I'm learning C today. I've been coding in managed languages (Java, C#, Python, etc.) for some time now. I thought I was understanding the details of pointers, but then I wrote the following code that worked as expected, but generated an 'incompatible pointer type' warning.

void setText(char* output) {
    //code to set output to whatever, no problems here.
}

int main(int argc, const char* argv[]) {
    char output[10];

    setText(&output);

    //[EDITED] ...other test code which printf's and further manipulates output.

    return 0;
}

So I googled, and ended up changing the line

setText(&output);

to

setText(output);

which got rid of the warning. But now I don't know why the first one was working at all. I was sending the address of an address as far as I can tell (because char* x; is essentially the same as char x[];). What am I misunderstanding and why do both of these work?

The type of output is char [10] , which decays to a char * in the context of a function call (which is why the second variant works).

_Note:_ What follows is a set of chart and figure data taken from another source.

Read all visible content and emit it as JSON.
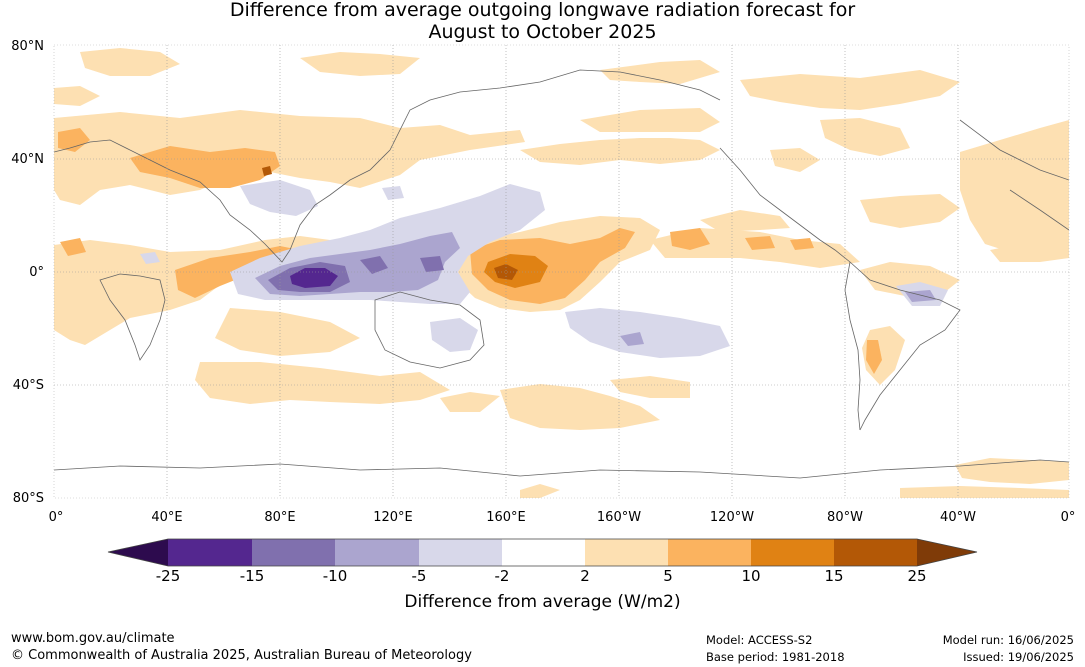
{
  "title_line1": "Difference from average outgoing longwave radiation forecast for",
  "title_line2": "August to October 2025",
  "lat_labels": [
    "80°N",
    "40°N",
    "0°",
    "40°S",
    "80°S"
  ],
  "lon_labels": [
    "0°",
    "40°E",
    "80°E",
    "120°E",
    "160°E",
    "160°W",
    "120°W",
    "80°W",
    "40°W",
    "0°"
  ],
  "colorbar": {
    "ticks": [
      "-25",
      "-15",
      "-10",
      "-5",
      "-2",
      "2",
      "5",
      "10",
      "15",
      "25"
    ],
    "colors": [
      "#2d0b4e",
      "#54278f",
      "#8070ae",
      "#aba5cf",
      "#d8d8ea",
      "#ffffff",
      "#fde0b2",
      "#fbb35f",
      "#e08214",
      "#b35806",
      "#7f3b08"
    ],
    "label": "Difference from average (W/m2)"
  },
  "footer": {
    "website": "www.bom.gov.au/climate",
    "copyright": "© Commonwealth of Australia 2025, Australian Bureau of Meteorology",
    "model": "Model: ACCESS-S2",
    "base_period": "Base period: 1981-2018",
    "model_run": "Model run: 16/06/2025",
    "issued": "Issued: 19/06/2025"
  }
}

The type of &output is char (*)[10] , ie a pointer-to-array. This is not the same thing, hence the compiler warning. However, the value of &output (an address) is equivalent to the value of output (once it has decayed to a char * ), so the end result is "as expected".

This may sound like pedantry, but there is a fairly important difference. Try the following:

void foo(const char *p)
{
    printf("%s\n", p);
}

int main(void)
{
    char output[][6] = { "Hello", "world" };

    foo(output[0] + 1);
    foo(&output[0] + 1);
}

Recommended reading is the C FAQ on arrays and pointers , in particular question 6.3 and 6.12.